司马柔叹了一口气,对她道:“哀家知道你急,可是摔东西解决不了问题,你平时那么稳重的一个人,若不是此刻急坏了,不会这么失了分寸,只是越是这个时候,越是要逼着自己冷静,免得更糟,清儿,你该明白!”

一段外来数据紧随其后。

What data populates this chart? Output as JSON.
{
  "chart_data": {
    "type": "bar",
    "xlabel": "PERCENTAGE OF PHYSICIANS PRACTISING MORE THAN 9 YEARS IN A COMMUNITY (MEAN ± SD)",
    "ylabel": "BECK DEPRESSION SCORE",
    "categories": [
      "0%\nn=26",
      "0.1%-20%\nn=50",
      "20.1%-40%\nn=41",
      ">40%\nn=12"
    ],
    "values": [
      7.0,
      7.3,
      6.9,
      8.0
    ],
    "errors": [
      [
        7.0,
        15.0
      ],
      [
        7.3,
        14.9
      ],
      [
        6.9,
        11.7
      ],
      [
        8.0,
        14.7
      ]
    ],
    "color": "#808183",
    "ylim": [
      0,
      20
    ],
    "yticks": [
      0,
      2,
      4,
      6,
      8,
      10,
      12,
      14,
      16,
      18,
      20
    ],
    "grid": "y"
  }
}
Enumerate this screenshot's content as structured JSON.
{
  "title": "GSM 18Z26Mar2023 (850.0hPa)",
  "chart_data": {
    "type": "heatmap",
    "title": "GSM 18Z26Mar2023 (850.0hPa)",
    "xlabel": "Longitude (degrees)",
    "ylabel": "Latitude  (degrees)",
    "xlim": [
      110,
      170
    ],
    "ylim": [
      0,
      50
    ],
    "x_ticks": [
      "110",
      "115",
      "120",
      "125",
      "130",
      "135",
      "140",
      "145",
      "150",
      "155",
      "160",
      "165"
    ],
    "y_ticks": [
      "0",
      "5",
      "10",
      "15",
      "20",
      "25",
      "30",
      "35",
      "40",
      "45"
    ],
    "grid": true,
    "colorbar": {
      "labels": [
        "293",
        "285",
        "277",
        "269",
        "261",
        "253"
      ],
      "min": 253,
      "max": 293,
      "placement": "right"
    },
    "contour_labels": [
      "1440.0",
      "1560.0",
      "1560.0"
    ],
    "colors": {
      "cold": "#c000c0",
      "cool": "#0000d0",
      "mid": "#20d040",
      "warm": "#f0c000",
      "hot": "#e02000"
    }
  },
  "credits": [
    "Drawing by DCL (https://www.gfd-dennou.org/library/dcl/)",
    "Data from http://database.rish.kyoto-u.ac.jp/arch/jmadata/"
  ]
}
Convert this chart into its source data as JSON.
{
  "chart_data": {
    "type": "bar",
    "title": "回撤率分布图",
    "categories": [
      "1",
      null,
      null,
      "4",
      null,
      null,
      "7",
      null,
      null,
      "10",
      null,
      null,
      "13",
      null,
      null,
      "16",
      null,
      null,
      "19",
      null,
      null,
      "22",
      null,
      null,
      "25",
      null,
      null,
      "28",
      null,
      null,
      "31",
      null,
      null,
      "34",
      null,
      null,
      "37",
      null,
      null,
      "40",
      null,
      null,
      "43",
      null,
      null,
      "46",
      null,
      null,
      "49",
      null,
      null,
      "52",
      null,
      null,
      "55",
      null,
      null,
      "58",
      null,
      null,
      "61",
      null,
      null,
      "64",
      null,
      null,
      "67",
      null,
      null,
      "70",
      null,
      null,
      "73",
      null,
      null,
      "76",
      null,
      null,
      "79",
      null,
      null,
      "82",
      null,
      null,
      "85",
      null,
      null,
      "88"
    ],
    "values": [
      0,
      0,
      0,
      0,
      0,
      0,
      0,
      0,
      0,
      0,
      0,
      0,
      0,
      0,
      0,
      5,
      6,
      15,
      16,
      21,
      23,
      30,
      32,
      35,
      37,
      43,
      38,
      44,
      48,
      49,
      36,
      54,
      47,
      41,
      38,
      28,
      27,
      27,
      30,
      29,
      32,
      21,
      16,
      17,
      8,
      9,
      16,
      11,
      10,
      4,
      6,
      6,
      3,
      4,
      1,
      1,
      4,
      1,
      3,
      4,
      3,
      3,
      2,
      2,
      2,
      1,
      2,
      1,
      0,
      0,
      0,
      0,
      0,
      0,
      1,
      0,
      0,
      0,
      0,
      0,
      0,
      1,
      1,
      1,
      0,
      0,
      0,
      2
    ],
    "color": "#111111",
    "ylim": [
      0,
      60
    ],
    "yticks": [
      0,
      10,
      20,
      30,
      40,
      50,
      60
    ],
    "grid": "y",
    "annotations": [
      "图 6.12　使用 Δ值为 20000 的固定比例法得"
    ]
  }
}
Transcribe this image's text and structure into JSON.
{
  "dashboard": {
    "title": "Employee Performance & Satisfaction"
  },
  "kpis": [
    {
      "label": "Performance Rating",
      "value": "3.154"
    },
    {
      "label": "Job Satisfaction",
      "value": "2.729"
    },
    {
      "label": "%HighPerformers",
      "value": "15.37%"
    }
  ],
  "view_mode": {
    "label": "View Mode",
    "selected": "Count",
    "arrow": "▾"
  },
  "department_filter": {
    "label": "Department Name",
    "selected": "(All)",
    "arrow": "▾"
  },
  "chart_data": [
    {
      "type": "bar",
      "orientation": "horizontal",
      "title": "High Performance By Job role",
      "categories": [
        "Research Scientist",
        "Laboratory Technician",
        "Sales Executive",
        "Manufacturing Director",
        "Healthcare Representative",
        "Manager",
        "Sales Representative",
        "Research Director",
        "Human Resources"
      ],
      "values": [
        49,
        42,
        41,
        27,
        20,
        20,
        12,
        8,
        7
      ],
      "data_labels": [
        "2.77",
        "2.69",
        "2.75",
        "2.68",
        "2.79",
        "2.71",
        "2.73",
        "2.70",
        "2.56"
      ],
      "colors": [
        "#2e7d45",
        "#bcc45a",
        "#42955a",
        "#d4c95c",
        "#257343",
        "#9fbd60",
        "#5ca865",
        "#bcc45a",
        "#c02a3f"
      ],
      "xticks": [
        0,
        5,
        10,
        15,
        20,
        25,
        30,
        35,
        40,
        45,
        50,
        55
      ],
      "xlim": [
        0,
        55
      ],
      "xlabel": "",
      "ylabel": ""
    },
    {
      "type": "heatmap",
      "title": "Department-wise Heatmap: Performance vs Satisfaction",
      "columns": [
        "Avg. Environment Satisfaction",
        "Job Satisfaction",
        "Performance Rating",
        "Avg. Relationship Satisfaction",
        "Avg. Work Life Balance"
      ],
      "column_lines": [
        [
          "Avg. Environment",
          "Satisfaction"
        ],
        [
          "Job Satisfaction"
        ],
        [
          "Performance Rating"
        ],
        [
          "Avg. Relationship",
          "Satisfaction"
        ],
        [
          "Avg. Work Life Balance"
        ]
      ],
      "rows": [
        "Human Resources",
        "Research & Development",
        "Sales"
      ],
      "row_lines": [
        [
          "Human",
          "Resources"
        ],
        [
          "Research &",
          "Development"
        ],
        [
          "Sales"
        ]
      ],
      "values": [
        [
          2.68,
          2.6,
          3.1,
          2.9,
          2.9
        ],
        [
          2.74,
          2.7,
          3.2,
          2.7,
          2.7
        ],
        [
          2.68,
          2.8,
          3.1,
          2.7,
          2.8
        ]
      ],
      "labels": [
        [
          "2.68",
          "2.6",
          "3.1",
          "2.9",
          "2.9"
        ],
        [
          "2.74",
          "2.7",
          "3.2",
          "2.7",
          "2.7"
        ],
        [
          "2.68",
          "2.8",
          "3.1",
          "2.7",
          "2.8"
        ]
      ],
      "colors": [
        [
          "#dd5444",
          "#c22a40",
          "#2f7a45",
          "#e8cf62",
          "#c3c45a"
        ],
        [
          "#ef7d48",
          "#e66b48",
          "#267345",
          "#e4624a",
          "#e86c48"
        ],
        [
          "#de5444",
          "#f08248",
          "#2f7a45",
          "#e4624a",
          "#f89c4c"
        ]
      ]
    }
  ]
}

一番话下来,林清弦已经彻底冷静了下来:“清儿谢母后教诲!”
“你还太年轻,往后要面对的事,或许不会比这简单,一遇到点事就不吃饭怄气,这是小孩子才会做的事!诸儿现在这样子,还需要你照顾,你若倒下了,他怎么办?”
小橘把饭拿了进来。
林清弦看着床上的人,端起碗吃饭。
司马柔示意嬷嬷,悄声离开了。
嬷嬷不解:“太后娘娘,方才那事太吓人了,都说贤妃娘娘跟恶鬼一样,眼睛都是红的,特别吓人,她要万一再疯起来,皇上不是很危险?您怎么能放她在那儿?”
司马柔笑了笑:“她不会了,哀家知道,放心吧!”
毕竟能为一个人如此疯魔,那就说明内心非常在乎,既是在乎,怎么会伤害他?
乾元殿后殿。
林清弦坐在床边,握着燕诸的手,看着他发呆。
手里的这双手,身边这个人,他怎么就那么可恶?
他是不是又要走了?
“你要是敢再死,我……”
将会怎么样?永不原谅?还是恨之入骨?想了半天,她道:“我如今没有那个本事了,那便跑吧,你可别怪我!”
他没有反应。
刘琦快步走了进来:“娘娘,有位特殊的客人想见您!”
林清弦擡起眼,看见了刘琦背后笑着的楚天娇,她背着一个药箱,手里还拿着一个小纸包,冲她晃了晃。
那一刹,林清弦看见了救星。
“我师傅就喜欢这些奇毒,雀尾这种也许对其他人而言很难,对我们不过是入门级,我有的是办法,小诸哥哥不会有事的!再说了,就算我不行,还有我师傅呢!”
“放心吧!”
她含泪微笑。
吃了药,很快,燕诸的气息有了变化。
林清弦放下心来,吩咐下人仔细着,随楚天娇来到了室外。
高墙隔开了血腥,只有清净。
立在廊下,彼此有太多话要说,可一时间却不知从何说起。
“你很在乎他啊!”楚天娇笑。
她本是要走的,可总是欠她一句当面的道歉,这一走此生不见,不想留下遗憾,没想到碰上这事,倒是来对了。
“嗯!”林清弦应了一声。
楚天娇也没再问,道:“清儿,我来找你,是有句话跟你说,很久了。”说罢,她跪地,行礼,趴伏于地,“对不起!”
林清弦再次泪流不止。
她擡手将楚天娇扶了起来:“起来吧!”
楚天娇起身:“还有,我要感谢你,将我父亲还了回来。”
林清弦没说话。
“他做了太多孽,即便是……好像也没什么错的。”她凄然地笑了笑,“当时我跟我哥都已经接受了,也不怨恨,可还是回来了!”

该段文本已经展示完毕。